Kelly wechselte das Bein, auf dem sie saß. «Möchtest du genauer darüber reden? Oder willst du mir erzählen, wie dir der Brief an deine Mutter weitergeholfen hat?» Ich zuckte mit den Schultern. Die sonst so leckeren Kekse auf dem Tisch vor mir sahen heute zum Kotzen scheiße aus. «Also, der Brief an meine Mom war halt voll mit den letzten Worten, die ich ihr gerne noch gesagt hätte und ich habe mich bei ihr entschuldigt.» «Warum denn entschuldigt?» «Weil ich sie im Stich gelassen habe.» Kelly schüttelte den Kopf. «Hast du nicht, Noè.»

War sie sich da sicher? Ich konnte Dario davon abhalten, sich das Leben zu nehmen. Ich hätte es sicher auch bei Mom hinbekommen. «Hat sie Therapiestunden genommen?» Kelly nickte. «Wusstest du, wie es ihr ging?» Da schüttelte sie den Kopf. «Deine Mutter war regelmäßig bei mir und sie hat immer Wille zu kämpfen gezeigt. Sie und ich waren auf dem besten Weg, einander zu verstehen und helfen, aber-» Kelly rieb sich kurz die Augen. «Noè, Suizid kann, wie du weißt, geplant sein oder impulsiv in Betracht gezogen werden. Viele nehmen sich das Leben, weil sie in einem bestimmten Moment nicht mehr in die Zukunft schauen können. Das gibt es. Und ich weiß nicht, welcher Moment es für deine Mutter war, aber ich weiß, dass sie eine genauso große und starke Kämpferin war, wie du jetzt. Und-»

Ihre Worte brachen mir mein erst gerade frisch zusammengeklebtes Herz aufs Neue auseinander. «Ach, komm, Maus.» Sie kam zu mir rüber und nahm mich in ihre Arme. «Ich nehme an, du willst Antworten auf deine Fragen, aber bekommen wirst du sie wahrscheinlich nie. Es wird immer ein Rätsel bleiben, warum das so gekommen ist und es ist wichtig, dass du und auch wir alle zusammen, jetzt nicht am selben Ort stehenbleiben und nach Spuren suchen.
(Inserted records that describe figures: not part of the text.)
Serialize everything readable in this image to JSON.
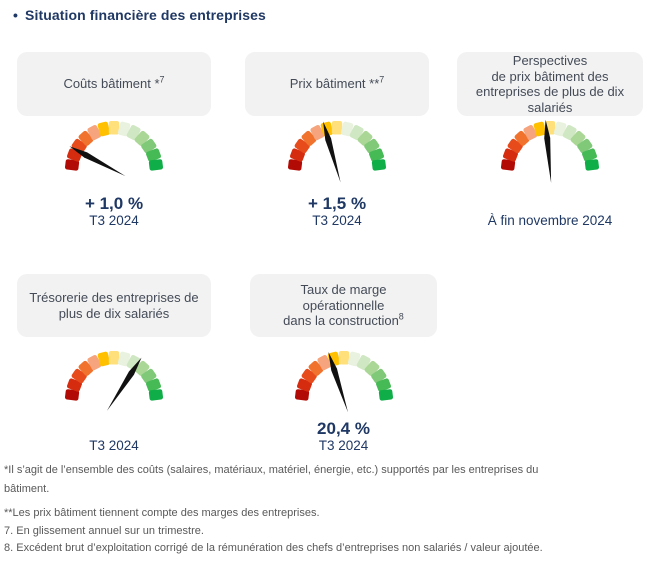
{
  "title": {
    "bullet": "•",
    "text": "Situation financière des entreprises"
  },
  "colors": {
    "accent_navy": "#1f3864",
    "header_box_bg": "#f2f2f2",
    "header_text": "#444b57",
    "footnote_text": "#595959"
  },
  "gauge": {
    "segment_colors": [
      "#b20a04",
      "#d52c0f",
      "#e74b1c",
      "#f1722c",
      "#f5a47d",
      "#ffc000",
      "#ffe07a",
      "#e9f2de",
      "#cfe7c2",
      "#aad795",
      "#7fc979",
      "#45ba55",
      "#0fae48"
    ],
    "needle_color": "#111111",
    "arc_span_deg": 180
  },
  "panels": [
    {
      "id": "couts-batiment",
      "header": {
        "text": "Coûts bâtiment *",
        "sup": "7"
      },
      "needle_angle_deg": 152,
      "value": "+ 1,0 %",
      "period": "T3 2024"
    },
    {
      "id": "prix-batiment",
      "header": {
        "text": "Prix bâtiment **",
        "sup": "7"
      },
      "needle_angle_deg": 106,
      "value": "+ 1,5 %",
      "period": "T3 2024"
    },
    {
      "id": "perspectives-prix-batiment",
      "header": {
        "text": "Perspectives\nde prix bâtiment des\nentreprises de plus de dix\nsalariés",
        "sup": ""
      },
      "needle_angle_deg": 95,
      "value": "",
      "period": "À fin novembre 2024"
    },
    {
      "id": "tresorerie",
      "header": {
        "text": "Trésorerie des entreprises de\nplus de dix salariés",
        "sup": ""
      },
      "needle_angle_deg": 57,
      "value": "",
      "period": "T3 2024"
    },
    {
      "id": "taux-de-marge",
      "header": {
        "text": "Taux de marge\nopérationnelle\ndans la construction",
        "sup": "8"
      },
      "needle_angle_deg": 108,
      "value": "20,4 %",
      "period": "T3 2024"
    }
  ],
  "chart_data": [
    {
      "type": "gauge",
      "title": "Coûts bâtiment *7",
      "scale": "13 colored segments from dark red (bad) to green (good) over a 180° arc",
      "needle_fraction_from_red_end": 0.16,
      "value_label": "+ 1,0 %",
      "period": "T3 2024"
    },
    {
      "type": "gauge",
      "title": "Prix bâtiment **7",
      "scale": "13 colored segments from dark red to green over a 180° arc",
      "needle_fraction_from_red_end": 0.41,
      "value_label": "+ 1,5 %",
      "period": "T3 2024"
    },
    {
      "type": "gauge",
      "title": "Perspectives de prix bâtiment des entreprises de plus de dix salariés",
      "scale": "13 colored segments from dark red to green over a 180° arc",
      "needle_fraction_from_red_end": 0.47,
      "value_label": "",
      "period": "À fin novembre 2024"
    },
    {
      "type": "gauge",
      "title": "Trésorerie des entreprises de plus de dix salariés",
      "scale": "13 colored segments from dark red to green over a 180° arc",
      "needle_fraction_from_red_end": 0.68,
      "value_label": "",
      "period": "T3 2024"
    },
    {
      "type": "gauge",
      "title": "Taux de marge opérationnelle dans la construction 8",
      "scale": "13 colored segments from dark red to green over a 180° arc",
      "needle_fraction_from_red_end": 0.4,
      "value_label": "20,4 %",
      "period": "T3 2024"
    }
  ],
  "footnotes": [
    "*Il s’agit de l’ensemble des coûts (salaires, matériaux, matériel, énergie, etc.) supportés par les entreprises du\nbâtiment.",
    "**Les prix bâtiment tiennent compte des marges des entreprises.",
    "7. En glissement annuel sur un trimestre.",
    "8. Excédent brut d’exploitation corrigé de la rémunération des chefs d’entreprises non salariés / valeur ajoutée."
  ]
}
Klar, lass uns für einige Zeit hierbleiben und es in uns aufnehmen, aber loszulassen steht uns allen zu. Jeder zu seiner eigenen Zeit.» Ich wusste nicht, was ich darauf antworten sollte. Wollte Kelly überhaupt etwas von mir hören? Wenn ja, was? Ich war offen für Anweisungen.